Wigmore Hall: Spotlight on Steven Osborne – Beethoven Bagatelles, Waldstein and Opus 111

Beethoven
Bagatelles, Op.33
Piano Sonata No.21 in C, Op.53 (Waldstein)
Bagatelles, Op.119
Piano Sonata No.32 in C minor, Op.111

Steven Osborne (piano)


Reviewed by: Peter Reed

Reviewed: 1 October, 2013
Venue: Wigmore Hall, London

Steven Osborne. Photograph: Ben EalovegaThis was the first recital in Wigmore Hall’s “Spotlight on Steven Osborne” series and it covered all those attributes that distinguish this great musician’s playing – a lightly-worn authority and interpretative wisdom, a laser-like rhythmic incisiveness, a majestic control of sound and colour, a magnetic engagement with the music, and that instantly discernible, indefinable element: grace.

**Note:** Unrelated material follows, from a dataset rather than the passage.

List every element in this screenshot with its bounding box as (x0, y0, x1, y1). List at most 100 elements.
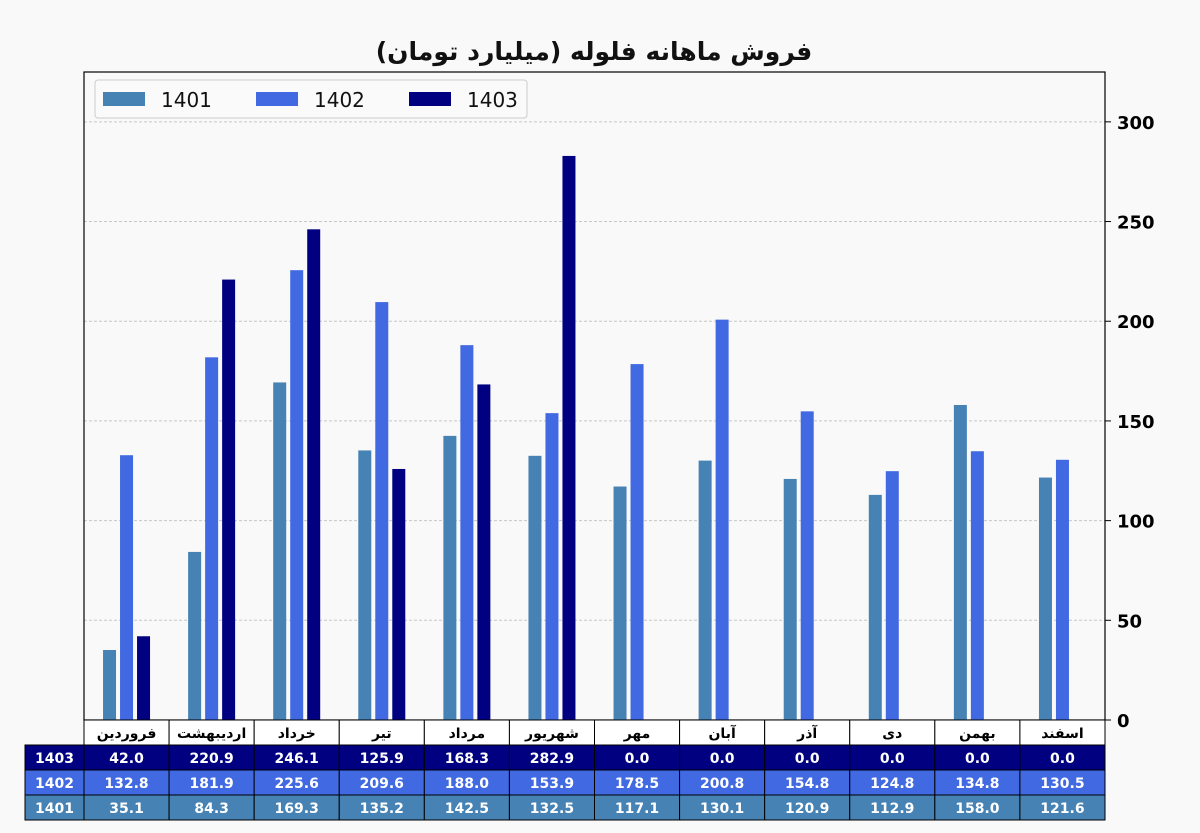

In the two sets of Bagatelles, Osborne completely had the measure of their scale and idiom, the more ebullient of them responding well to Osborne’s robust good humour. In the absence of formal complexity, he was a demon in projecting their extravagances of figuration. These pieces may have been described, by composer and publisher, as trifles, but Osborne’s needling inquisitiveness played up their astonishing (even by Beethoven’s standards) originality. In the Opus 33 set, there were many moments when Osborne let flashes of Beethoven’s later style imply themselves, and his approach vividly honoured the sheer audacity of Beethoven’s delight in the potential of the piano. There was even a subliminal echo of Osborne’s French sympathies in the way that his playing encouraged you to apply titles to some of the pieces, as in Debussy’s Préludes, where the printed music ends with the title. You appreciated the discretion with which Osborne suggested the similarity of the last of the Opus 33 set to the pulsating opening of the ‘Waldstein’, and he drew the same sort of tactful cross-reference between the final one of the Opus 119 collection to the ‘Arietta’ of Opus 111.

After these miniatures of epigrammatic significance, the Sonatas seemed grander and more complex than ever. In the ‘Waldstein’, I loved the way in which Osborne gave the right-hand’s opening figure a half-light that quickly burgeoned into brilliance. He sustained a punchy momentum from the start, the first-movement repeat racketing up the tension into a hard-driven development. It made sense, though, in a brilliantly prepared reprise – one of Beethoven’s most thrilling, and delivered with panache. Similarly, he gave the slow release of the slow movement into the finale great finesse and understatement. I parted company with him over the ferocity of Opus 111’s first movement and of the syncopated third variation in the second. In every other respect, though, in the magisterially controlled trills and the huge distances evoked by the high piano writing before the coda, this extraordinary music was as it should be, miraculous and transcendental.